I am working on a project in Haskell for the first time and I am working on translating over my ADT into the code properly, however when I am writing the explicit type definitions for my functions and I load my code in GHCi I get the following error:

Blockquote parse error on input ‘::’

The line in question is for a function called type which accepts a character and a tuple and returns a tuple as shown below:

type :: validChars -> tuple -> tuple

where validChars is the list of valid characters, the definitions for my lists are shown here if this helps:

tuple = (l, r, b, k)
l = [l | l <- validChars]
m = [m | m <- validChars]
b = [b | b <- validChars]
k = [k | k <- validChars]
validChars = [ chr c | c <-alphanumericChars , c >= 32, c <= 122]
alphanumericChars = [ a | a <- [0..255]]

I checked to make sure it wasn't validChars causing the error by replacing it with the Charstype as shown:

type :: Chars -> tuple -> tuple

But I still get the same error, I am a complete beginner at Haskell so I'm probably missing something important, but I am not sure what that would be exactly; I've looked at answers for similar questions I have been unsuccessful thus far. Any help with this would be appreciated.


Solution

  • type is a keyword in Haskell, so you can't use it as the name of your function.

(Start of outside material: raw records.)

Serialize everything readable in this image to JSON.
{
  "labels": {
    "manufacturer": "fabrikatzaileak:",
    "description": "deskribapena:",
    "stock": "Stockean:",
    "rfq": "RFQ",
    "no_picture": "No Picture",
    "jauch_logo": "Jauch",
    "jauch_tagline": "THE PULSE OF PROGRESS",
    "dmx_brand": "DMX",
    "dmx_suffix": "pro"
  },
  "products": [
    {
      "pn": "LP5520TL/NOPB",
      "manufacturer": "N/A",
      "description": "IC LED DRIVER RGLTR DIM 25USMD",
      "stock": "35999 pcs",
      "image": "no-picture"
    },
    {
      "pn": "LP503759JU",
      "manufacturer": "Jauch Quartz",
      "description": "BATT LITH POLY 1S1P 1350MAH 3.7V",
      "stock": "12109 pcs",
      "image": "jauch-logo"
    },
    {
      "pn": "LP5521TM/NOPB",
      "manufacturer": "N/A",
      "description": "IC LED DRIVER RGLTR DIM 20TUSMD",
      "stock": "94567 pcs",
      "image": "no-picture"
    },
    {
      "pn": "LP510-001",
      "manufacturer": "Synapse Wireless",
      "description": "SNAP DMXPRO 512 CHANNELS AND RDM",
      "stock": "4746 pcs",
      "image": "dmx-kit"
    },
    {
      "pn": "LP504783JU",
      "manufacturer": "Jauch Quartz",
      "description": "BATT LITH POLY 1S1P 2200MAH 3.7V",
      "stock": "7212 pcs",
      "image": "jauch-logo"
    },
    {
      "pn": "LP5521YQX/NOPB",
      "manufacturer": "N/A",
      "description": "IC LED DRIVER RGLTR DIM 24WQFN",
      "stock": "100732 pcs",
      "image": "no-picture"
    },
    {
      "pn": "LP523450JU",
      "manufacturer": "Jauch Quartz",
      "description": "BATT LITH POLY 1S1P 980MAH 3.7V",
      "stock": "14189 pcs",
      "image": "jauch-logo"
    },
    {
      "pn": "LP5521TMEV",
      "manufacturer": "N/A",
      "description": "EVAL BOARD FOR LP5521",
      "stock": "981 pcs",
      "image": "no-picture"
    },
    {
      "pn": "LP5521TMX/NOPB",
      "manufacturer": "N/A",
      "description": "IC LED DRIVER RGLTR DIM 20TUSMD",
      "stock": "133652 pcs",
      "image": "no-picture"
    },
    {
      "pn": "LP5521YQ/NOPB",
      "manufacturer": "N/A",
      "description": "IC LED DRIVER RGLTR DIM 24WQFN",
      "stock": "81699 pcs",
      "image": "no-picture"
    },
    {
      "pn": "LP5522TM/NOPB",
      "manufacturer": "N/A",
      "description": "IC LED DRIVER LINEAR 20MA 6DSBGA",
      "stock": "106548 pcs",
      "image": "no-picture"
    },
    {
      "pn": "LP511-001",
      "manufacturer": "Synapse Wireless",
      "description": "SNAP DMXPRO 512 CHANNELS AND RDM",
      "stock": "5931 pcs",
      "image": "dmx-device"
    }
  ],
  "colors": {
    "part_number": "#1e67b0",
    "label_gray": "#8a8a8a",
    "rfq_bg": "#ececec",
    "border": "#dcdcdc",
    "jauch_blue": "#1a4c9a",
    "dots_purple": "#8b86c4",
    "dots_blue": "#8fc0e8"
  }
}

    Furthermore type names start with a capital letter in Haskell and anything starting with a lower case letter in a type is a type variable. So if you define myFunction :: validChars -> tuple -> tuple, that defines a function that takes two arguments of arbitrary types and produces a result of the same type as the second argument. It's the same as myFunction :: a -> b -> b.

    If you write myFunction :: Chars -> tuple -> tuple, you get a function whose first argument needs to be of type Chars (which needs to exist) and the second argument is of an arbitrary type that is also the type of the result. Again it's the same as myFunction :: Chars -> a -> a.

    Note that for this to work, you'll actually have to have defined a type named Chars somewhere. If you want to take a list of Chars, the type should be [Char] instead.

    And if you want the second argument and result to actually be tuples (rather than just a type variable arbitrarily named tuple), you need to specify a tuple type like (a,b,c,d), which would accept arbitrary 4-tuples, or something specific like (Integer, String, String, String), which would accept 4-tuples containing an Integer and three Strings.